Results of research undertaken at the University are ultimately publishable at the discretion of the principal investigator. Some situations, however, may require either confidential treatment of information or a delay in publication if, for example, they concern:
- The need to respect the privacy of information obtained from human subjects.
- Use of information obtained from a third party, such as a company, that was provided to you or the University in confidence. For example, a computer science student researching software engineering techniques may want to validate his or her techniques using a particular software package developed by a company. The company may agree to make the software available to the student under confidentiality provisions. While the student may carry out and publish the research, he or she would not be able to disclose any details of the company’s confidential software in the publication. The UILO will normally review any confidentiality agreements between researchers and their sponsor, and will accept the confidentiality terms provided that the results of the research may be published. You should be aware of any such contracts at the outset of your research.

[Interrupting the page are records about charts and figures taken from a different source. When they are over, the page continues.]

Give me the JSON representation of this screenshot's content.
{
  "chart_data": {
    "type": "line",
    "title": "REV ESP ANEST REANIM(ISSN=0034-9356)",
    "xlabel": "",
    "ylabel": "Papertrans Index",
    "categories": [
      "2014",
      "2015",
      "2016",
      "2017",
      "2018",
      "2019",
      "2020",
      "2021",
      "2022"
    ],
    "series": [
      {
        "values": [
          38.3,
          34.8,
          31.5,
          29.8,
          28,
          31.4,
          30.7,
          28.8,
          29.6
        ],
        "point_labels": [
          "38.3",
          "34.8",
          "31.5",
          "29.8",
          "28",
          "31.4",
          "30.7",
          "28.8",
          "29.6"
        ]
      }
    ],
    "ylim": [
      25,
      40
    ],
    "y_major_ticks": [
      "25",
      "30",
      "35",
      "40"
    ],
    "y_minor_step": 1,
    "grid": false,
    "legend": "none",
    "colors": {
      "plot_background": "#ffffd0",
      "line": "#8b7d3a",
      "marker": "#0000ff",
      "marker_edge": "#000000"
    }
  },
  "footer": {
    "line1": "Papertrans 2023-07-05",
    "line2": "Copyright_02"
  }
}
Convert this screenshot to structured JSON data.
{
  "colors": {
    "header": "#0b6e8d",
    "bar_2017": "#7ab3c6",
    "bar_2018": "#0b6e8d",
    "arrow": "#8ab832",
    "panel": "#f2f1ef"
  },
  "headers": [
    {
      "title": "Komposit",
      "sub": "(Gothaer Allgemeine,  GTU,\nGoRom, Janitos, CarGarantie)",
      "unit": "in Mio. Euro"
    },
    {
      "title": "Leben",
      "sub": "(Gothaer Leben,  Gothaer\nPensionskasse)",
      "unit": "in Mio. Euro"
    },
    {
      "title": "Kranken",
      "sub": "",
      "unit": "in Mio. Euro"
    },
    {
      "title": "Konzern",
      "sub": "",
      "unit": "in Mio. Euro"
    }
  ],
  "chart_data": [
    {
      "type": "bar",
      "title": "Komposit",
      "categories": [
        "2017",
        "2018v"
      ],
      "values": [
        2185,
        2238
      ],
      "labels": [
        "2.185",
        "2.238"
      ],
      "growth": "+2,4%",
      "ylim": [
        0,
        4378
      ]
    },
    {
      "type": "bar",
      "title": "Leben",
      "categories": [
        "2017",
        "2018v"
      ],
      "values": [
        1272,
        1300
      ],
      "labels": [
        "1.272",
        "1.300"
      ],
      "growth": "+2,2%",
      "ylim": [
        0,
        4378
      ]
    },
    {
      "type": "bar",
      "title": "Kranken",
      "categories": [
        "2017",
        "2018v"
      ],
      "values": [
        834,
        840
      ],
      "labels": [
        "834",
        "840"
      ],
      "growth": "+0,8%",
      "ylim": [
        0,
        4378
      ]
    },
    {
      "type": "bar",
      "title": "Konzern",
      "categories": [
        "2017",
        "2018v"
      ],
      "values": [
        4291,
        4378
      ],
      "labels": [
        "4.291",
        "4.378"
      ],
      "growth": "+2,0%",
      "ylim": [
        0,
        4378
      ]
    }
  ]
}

- A delay in publication may be requested by a research sponsor to allow new inventions to be reviewed for their patenting potential. Publication in these circumstances refers to all public disclosure, including presentations at meetings, public seminars, etc. The University normally permits publication to be delayed for up to three months (and occasionally longer). Public access to a thesis can be restricted for a limited period (typically six months, extendable to 12 months in special circumstances) to allow a patent application to be filed.
- Your desire to commercialize your discovery.
If for any reason a research team cannot reach a consensus about the timing of publication, the matter will be referred to the Executive Committee on Research for advice to the President, whose decision is final. “UBC does not conduct secret research. It is essential that we protect the rights of students and faculty to publish their research and scholarly activity.” — Indira V. Samarasekera, Vice-President, Research.